Back from Los Angeles

January 22nd, 2010 by sandee

We're wrapped up our stay in the city of stage lights and I'm breaking a tradition.

I don't usually write entries about food, only because other bloggers are much better at describing high-caloric desserts than I. But we spent one of our last dinners in California at King's Hawaiian Bakery & Restaurant in Torrance and it's worth veering away from tech for one moment to wax about this L.A. landmark.

King's a haven for anyone from Hawaii hankering for the ono, heart-clogging food that we know and love. There is a certain satisfaction downing chicken katsu smothered in sauce that nothing can quite match. King's — which moved its bake goods production plant to Torrance but remains nostalgic for Hawaii — serves up beef stew, oxtail soup, somen salad and more, charging L.A. prices that we dearly miss now that we're home.

It helped with the tip that they post Advertiser newspaper stories on a bulletin board for those who can't live without the best news source in the islands. I get paid to say stuff like that.

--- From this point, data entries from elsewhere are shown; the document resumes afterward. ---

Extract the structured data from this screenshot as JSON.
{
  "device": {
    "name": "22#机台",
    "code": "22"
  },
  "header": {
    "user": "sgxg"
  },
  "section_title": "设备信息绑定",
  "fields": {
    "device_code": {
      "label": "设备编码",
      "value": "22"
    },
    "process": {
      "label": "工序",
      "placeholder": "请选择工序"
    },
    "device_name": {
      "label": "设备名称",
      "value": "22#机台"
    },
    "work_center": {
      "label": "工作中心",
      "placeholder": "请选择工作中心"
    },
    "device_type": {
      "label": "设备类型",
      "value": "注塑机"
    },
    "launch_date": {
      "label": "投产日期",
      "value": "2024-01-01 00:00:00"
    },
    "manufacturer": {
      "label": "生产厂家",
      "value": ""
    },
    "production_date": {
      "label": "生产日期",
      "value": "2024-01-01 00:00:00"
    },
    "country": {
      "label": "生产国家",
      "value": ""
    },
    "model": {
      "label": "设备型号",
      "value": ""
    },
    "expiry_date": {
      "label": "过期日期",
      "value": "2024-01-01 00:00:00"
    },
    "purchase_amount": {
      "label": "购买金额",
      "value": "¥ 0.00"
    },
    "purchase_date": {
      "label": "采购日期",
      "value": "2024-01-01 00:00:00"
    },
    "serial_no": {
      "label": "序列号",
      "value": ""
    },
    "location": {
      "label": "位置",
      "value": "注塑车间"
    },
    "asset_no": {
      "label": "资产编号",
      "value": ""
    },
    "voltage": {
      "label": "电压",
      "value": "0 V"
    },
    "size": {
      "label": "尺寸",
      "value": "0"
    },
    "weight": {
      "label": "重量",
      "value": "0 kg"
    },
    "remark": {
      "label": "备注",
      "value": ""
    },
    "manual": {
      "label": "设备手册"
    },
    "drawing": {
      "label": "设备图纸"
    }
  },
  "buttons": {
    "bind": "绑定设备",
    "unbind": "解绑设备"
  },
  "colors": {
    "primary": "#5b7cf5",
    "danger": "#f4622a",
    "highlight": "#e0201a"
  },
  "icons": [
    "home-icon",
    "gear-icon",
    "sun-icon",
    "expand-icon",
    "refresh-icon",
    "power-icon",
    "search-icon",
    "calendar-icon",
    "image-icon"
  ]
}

After dinner, we took a drive through a nearby neighborhood that for several blocks decorates with eye-popping holiday lights and displays. Residents with an entrepreneurial bent sell hot chocolate and warm popcorn to the hordes that descend on their streets. This community is rather like Hawaii Kai on Honolulu Marathon Day. The traffic through their streets is so thick, they are prisoners in their homes for the season. Most seem to accept this fate and others are clear holdouts with darkened homes and not a porch light turned on.

If you are in Torrance during the holidays, take a ride to Sleepy Hollow Lane and enjoy the madness.

Cars and pedestrians stream by a Balloon Santa holiday display, one of dozens put up at homes in this Torrance neighborhood.

Cars and pedestrians stream by a Balloon Santa holiday display, one of dozens put up at homes in this Torrance neighborhood.